You’ve got a coffee machine in your office, right? Probably with different flavored coffees, too. And teas, I bet. You do this because, well, you like a good cup once in a while. But you also do this for your employees. This is not just an office perk — it’s almost a work requirement. If your office is like any typical office, then your people drop their stuff at their desks and head straight for the coffee machine as soon as they arrive in the morning. Later, they’ll stretch their legs and take a break a couple of times a day. They drink coffee to keep them alert…and to socialize. It’s all good. Just about every client I work with has coffee available for their employees.
Unfortunately, offering coffee to your employees isn’t cheap. The days of the single coffee pot and a can of Maxwell House are over. Today it’s that fancy, gourmet stuff. Most of my clients have a coffee service where they rent out the machine and pay a monthly fee for its maintenance and supplies. For some, the cost can run to a couple hundred bucks a month. If this sounds like you, then it’s likely that you’ve thought of possibly — possibly, I say — charging your employees for the use of the coffee, or cutting it out entirely.

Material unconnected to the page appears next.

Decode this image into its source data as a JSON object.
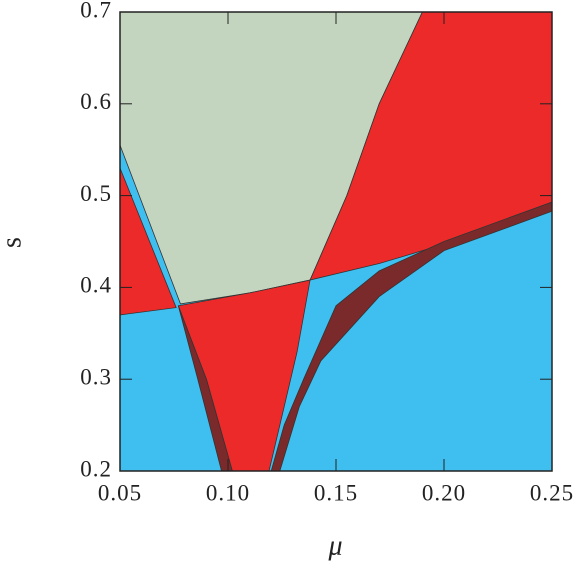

I say: Don’t even think it. Why? Because coffee is not just a perk for your employees. It’s also proving to be a big benefit to employers like you — for an entirely different reason.
According to recent studies in the Journal of Psychopharmacology, people who drink even a moderate amount of coffee have been found to be more engaged with their fellow employees.
As reported by Arizona TV station KGUN9, the studies found that “consuming a moderate amount of caffeinated coffee prior to indulging in a group activity enhances an individual’s task-relevant participation in the group activity. In addition, subjective evaluations of the participation of other group members and oneself are also positively influenced. Finally, the positive impact of consuming a moderate amount of caffeinated coffee on the evaluation of participation of other group members and oneself is moderated by a sense of an increased level of alertness.”
Is it the caffeine? The sugar? The fancy hazelnut flavoring? No one knows for sure. Forget the company picnic, the “escape room” expeditions, the outward bound adventures. It seems that the best thing to do to get your people to work better together is just to ply them with more coffee!
While this is good news for the entire coffee industry, it’s also good news for you. A caffeinated workforce appears to be a more productive workforce. So don’t cut out the coffee — and don’t make your employees pay for it, either. That few dollars a month is not only making them happier, but also more profitable for your small business.